See also: Outside Lands Spirit Guide: The Top Five Do's and Don'ts For Festival Folk

The lineup: Compared to the bookings of the past few years, this year's lineup as a whole was relatively underwhelming. The lineup wasn't as deep as other festivals, which gave fan little motivation to check out the music until the late afternoon. The main stages didn't suffer as much as smaller Sutro and Panhandle stages. These two stages are where young up-and-comers can be seen in a relatively intimate environment where they can really engage with the music. But this year's mid-card lineup teetered the line between meh and whatever and Jurassic 5 was the only hip-hop act booked. Fans wondered why there wasn't more hip-hop on the bills in addition to J5. There were a few highlights, like Jessie Ware, King Tuff and Dawes, but for the most part the side stages were relatively unmemorable. This would offer a much more memorable experience than banking on the nostalgic irony of a group like Hall & Oates or relying on festival staples like Red Hot Chili Peppers (they've appeared at nearly every prominent festival over the past two years).

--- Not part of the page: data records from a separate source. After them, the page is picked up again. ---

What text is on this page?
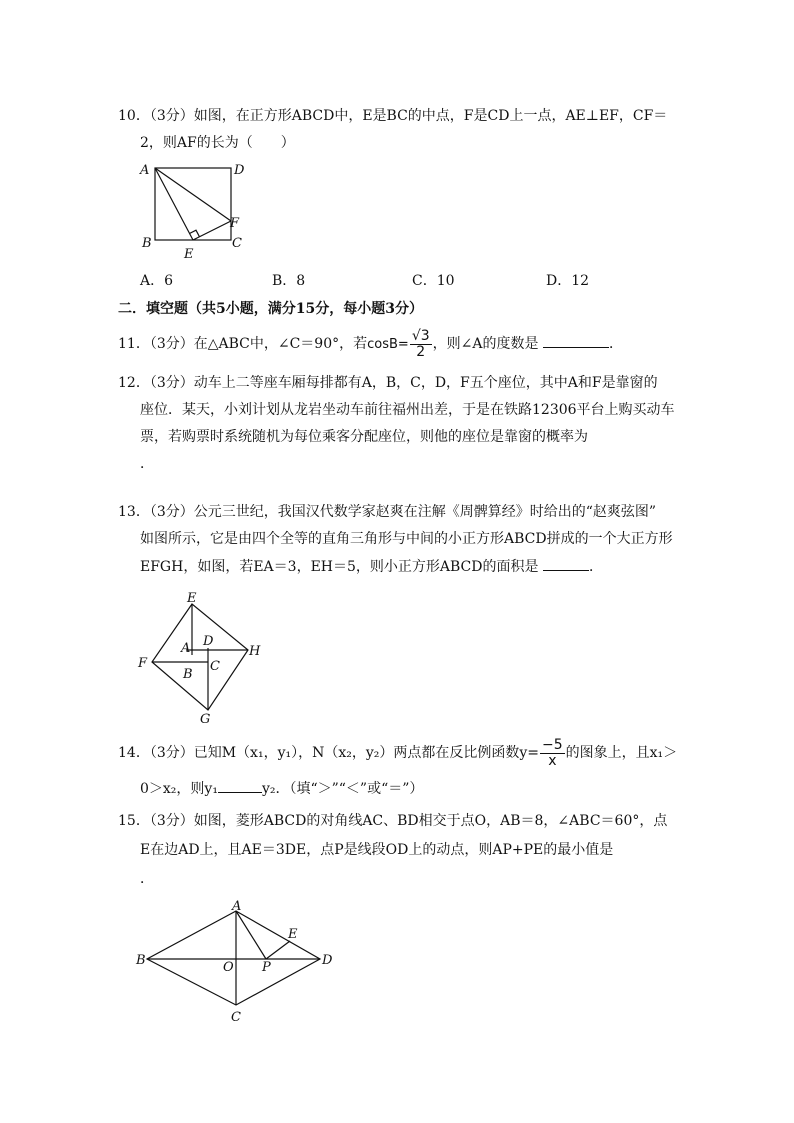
10．（3分）如图，在正方形ABCD中，E是BC的中点，F是CD上一点，AE⊥EF，CF＝
2，则AF的长为（　　）
A	D
B	C
E
F
A．6	B．8	C．10	D．12
二．填空题（共5小题，满分15分，每小题3分）
11．（3分）在△ABC中，∠C＝90°，若$\cos B= \frac{√3}{2}$ ，则∠A的度数是	．
12．（3分）动车上二等座车厢每排都有A，B，C，D，F五个座位，其中A和F是靠窗的
座位．某天，小刘计划从龙岩坐动车前往福州出差，于是在铁路12306平台上购买动车
票，若购票时系统随机为每位乘客分配座位，则他的座位是靠窗的概率为
．
13．（3分）公元三世纪，我国汉代数学家赵爽在注解《周髀算经》时给出的“赵爽弦图”
如图所示，它是由四个全等的直角三角形与中间的小正方形ABCD拼成的一个大正方形
EFGH，如图，若EA＝3，EH＝5，则小正方形ABCD的面积是	．
E
F
G
H
A
B
C
D
14．（3分）已知M（x₁，y₁），N（x₂，y₂）两点都在反比例函数$y= \frac{-5}{x}$ 的图象上，且x₁＞
0＞x₂，则y₁	y₂．（填“＞”“＜”或“＝”）
15．（3分）如图，菱形ABCD的对角线AC、BD相交于点O，AB＝8，∠ABC＝60°，点
E在边AD上，且AE＝3DE，点P是线段OD上的动点，则AP+PE的最小值是
．
A
B
C
D
E
O P
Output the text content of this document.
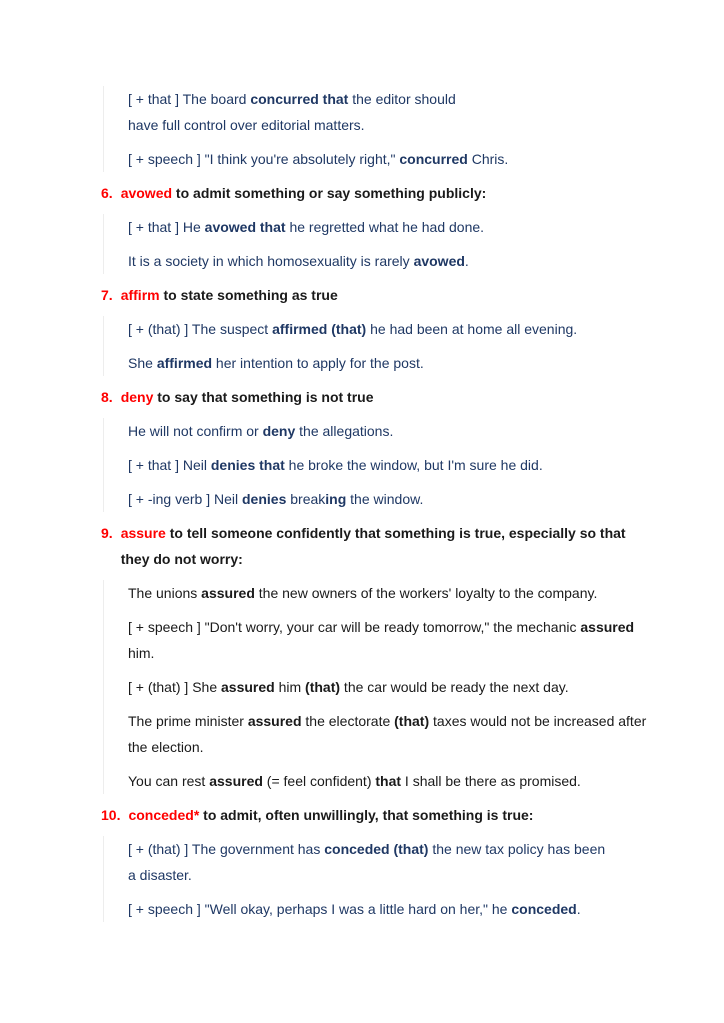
[ + that ] The board concurred that the editor should
have full control over editorial matters.
[ + speech ] "I think you're absolutely right," concurred Chris.
6. avowed to admit something or say something publicly:
[ + that ] He avowed that he regretted what he had done.
It is a society in which homosexuality is rarely avowed.
7. affirm to state something as true
[ + (that) ] The suspect affirmed (that) he had been at home all evening.
She affirmed her intention to apply for the post.
8. deny to say that something is not true
He will not confirm or deny the allegations.
[ + that ] Neil denies that he broke the window, but I'm sure he did.
[ + -ing verb ] Neil denies breaking the window.
9. assure to tell someone confidently that something is true, especially so that
they do not worry:
The unions assured the new owners of the workers' loyalty to the company.
[ + speech ] "Don't worry, your car will be ready tomorrow," the mechanic assured
him.
[ + (that) ] She assured him (that) the car would be ready the next day.
The prime minister assured the electorate (that) taxes would not be increased after
the election.
You can rest assured (= feel confident) that I shall be there as promised.
10. conceded* to admit, often unwillingly, that something is true:
[ + (that) ] The government has conceded (that) the new tax policy has been
a disaster.
[ + speech ] "Well okay, perhaps I was a little hard on her," he conceded.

Curfew: On one hand, it's entirely understandable that the adjacent Richmond and Sunset neighborhoods want festival attendees out of their lovely neighborhoods at a decent hour. We get it: you clearly aren't cool with a rowdy group of boozed up bros and drugged up teens roaming your streets. But to end at 9:55 seems a wee bit early considering what a moneymaker this event is for city. This isn't to say Outside Lands should end at 2:30 in the morning, but instead, how about an extra hour? Maybe that could beef up the lineup a bit and besides, its not like the festival is taking place on a weekday night.